Toronto International Airport had a problem with congested air traffic. The runways were handling the airplanes all right, but flocks of gulls and pigeons were more than airport officials could handle.

Birds on runways are dangerous because they can be pulled into the jet engines, and at Toronto, even shotgun blasts were being ignored by the feisty flocks.

That's when Birdstrike, a firm owned by falconer John Slaytor, entered the picture.

''The falcon is a natural enemy and instinct tells (other birds) to get away when they see one coming,'' Mr. Slaytor explains.

Birdstrike has a two-year $150,000 contract to keep birds off Toronto's runways. A falconer is on duty from dawn to dusk, seven days a week.

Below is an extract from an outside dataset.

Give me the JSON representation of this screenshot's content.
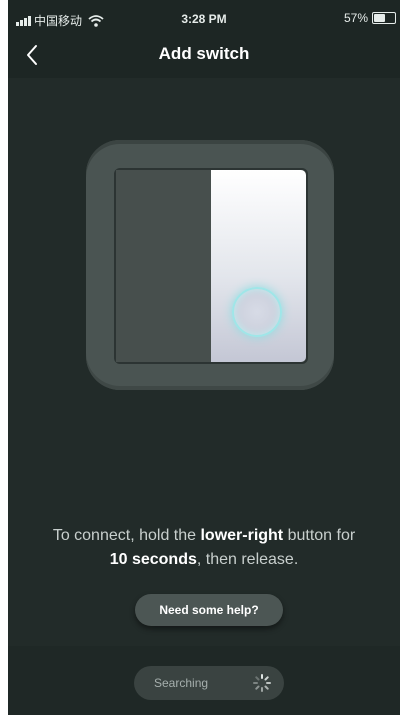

And Slaytor is negotiating with the Japanese to train falconers for their airports. He is also looking at the other airports in Canada - Ottawa's Uplands and Montreal's Dorval and Mirabel - which to date haven't any bird controls.

Military bases in England have been using falcons to keep their runways clear since 1965, and Slaytor would like to introduce falconry to American military air bases.

''There is more danger from birds in the fast military jets,'' he says, ''because of their speed and power.''

Slaytor, who was born in London, came to Canada five years ago and created the Bird of Prey Center at the Lion Safari in Rockton, Ontario, which he managed until 1980.

Now at his school, which he runs in addition to his firm, he is teaching techniques in the art of falconry. He also is involved in the domestic breeding of birds of prey, such as the endangered peregrine falcon, and is helping rehabilitate injured birds of all species, successfully releasing them back into their natural habitat.